Eager to resurrect her failed marriage, Mercedes dreamed of having a shapely rear end. A risky, potentially deadly, silicone injection technique beckoned. She said yes. Now she rues that day.
"It hurts so much I cannot sit down for even five minutes," said the 45-year-old, her voice quivering. She is so embarrassed she won't give her last name.
Thus goes body worship in Venezuela, where undergoing plastic surgery is as common as going to the dentist and beauty pageants are like a religion.
Two years ago Mercedes underwent a procedure that has killed 15 people in Venezuela since 2011. It involves having a gel-like substance called a synthetic biopolymer shot into the body.
It is not put inside an implant, but rather flows like an injection and spreads through tissues, alas uncontrollably.

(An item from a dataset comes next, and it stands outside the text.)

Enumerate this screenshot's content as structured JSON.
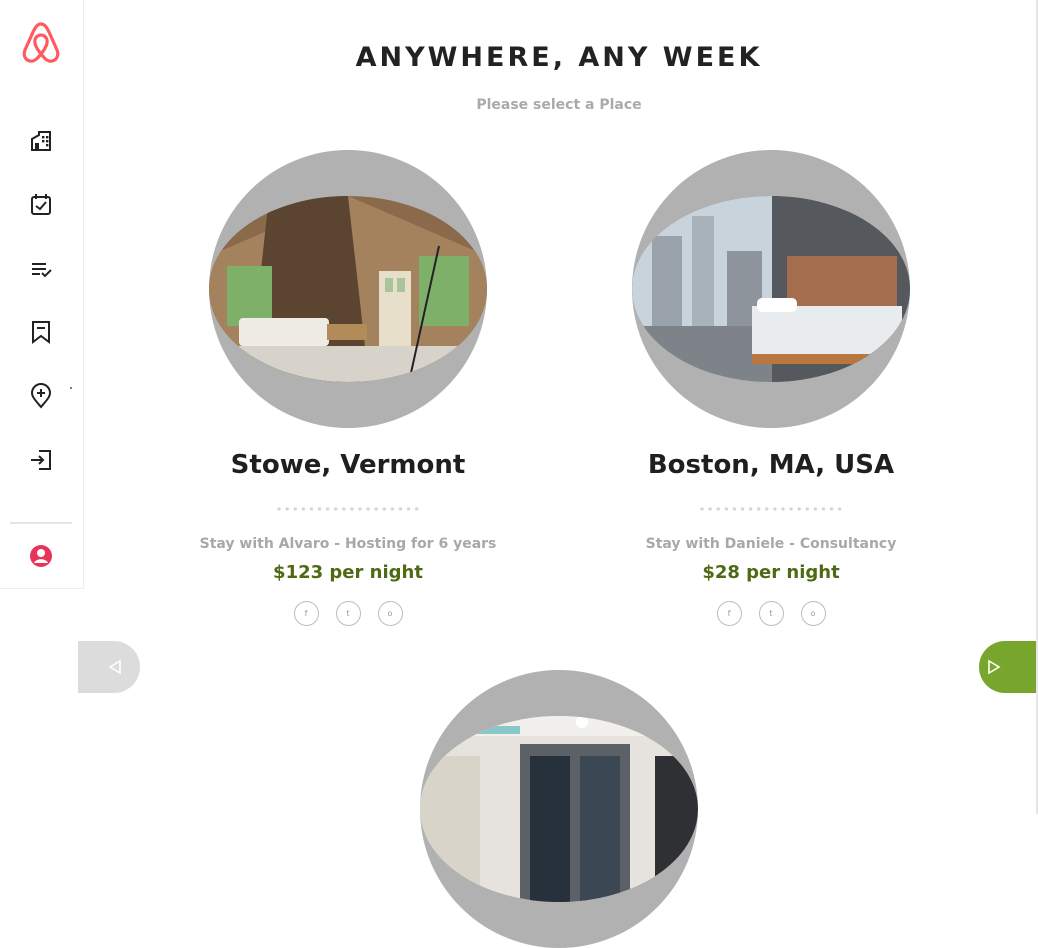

Mercedes received 560cc of the stuff in each buttock. It was a low point in her life when she was desperate to rekindle her marriage and win back her estranged husband.
"I did no research on what it was. I just wanted to know who did the best job," Mercedes told AFP while waiting at a clinic. Her dream is to get the silicone out of her body.
The original operation cost the equivalent of $800. Days later, she started feeling an intense pain. She has learned to live with it, as she has with stinging criticism from her family.
"I ask God and the Virgin for forgiveness so I can get out of this. This is no way to live," she said, her eyes clenched shut.
-- No to biopolymers --
Astrid de la Rosa, who underwent the same procedure only to see the gel migrate to her lower back and hips, created a support foundation in 2011.
It is called the "No to Biopolymers Foundation" and has recorded 15 deaths so far from complications resulting from this beauty enhancing technique.
The foundation has knowledge of 40,000 people who opted for the procedure, and the number is growing even though in November of 2012 the Venezuelan government banned the use of use of stuffing-like materials such as the synthetic biopolymers for aesthetic purposes.
The authorities have brought charges against some doctors and beauticians who continue to offer the service.
"There are even recent cases of parents who give their daughters the biopolymer butt and breast treatment for their 15th birthday and now they regret it," said De la Rosa.
Omar Guerrero, a 35-year-old trainer at a gym in the western city of San Cristobal, shot the gel into his pecs to look more buff and is now an utter wreck.
The polymers migrated to muscles between his ribs, tightening his thorax and limiting his breathing. He's been flat out in bed for two years.
"I cannot do exercise. I cannot run. I am a living dead man," said Guerrero.
With his artificially toned up muscles, he said, people shun him in hospitals and treat him as if he were HIV-positive.
He went to one of two doctors known to be offering a technique to try to rid people of the stuff they pumped into themselves.
One is a Caracas plastic surgeon named Daniel Slobodianik. In the waiting room of his office it is standing room only.
He says that since 2011 he must have seen about 400 patients with this problem.
The legion of walking wounded in his clinic includes: a 60-year-old woman who can barely move she is in so much pain; two cousins who had the procedure done at the same time and while not yet smarting, are scared by what they are hearing; and a woman who is trying to get pregnant and is worrying what the silicone in her body might do to a fetus.
Slobodianik withdraws the silicone in a $6,000 operation that is still considered experimental by the Venezuelan Society for Plastic Surgery, as there is no guarantee of complete recovery or even improvement.
Jesus Pereira, president of the society, said the only time it endorses the procedure is when the gel is actually at the point of bursting out of the body.
"It is a special situation that can cause septicemia and with it, death," he said, referring to a state in which there is infection throughout the body.
A better approach is to treat the problem with steroids, which gives pretty good results, he added.
But Slobodianik said he has already operated on 50 women and three or four men.
Still, some of the gel will always remain in the body, he said. "It is an incurable disease."
As for Mercedes, she got her husband back but sadly will not take her clothes off in front of him because her rear is so bruised. And she can no longer even have sex.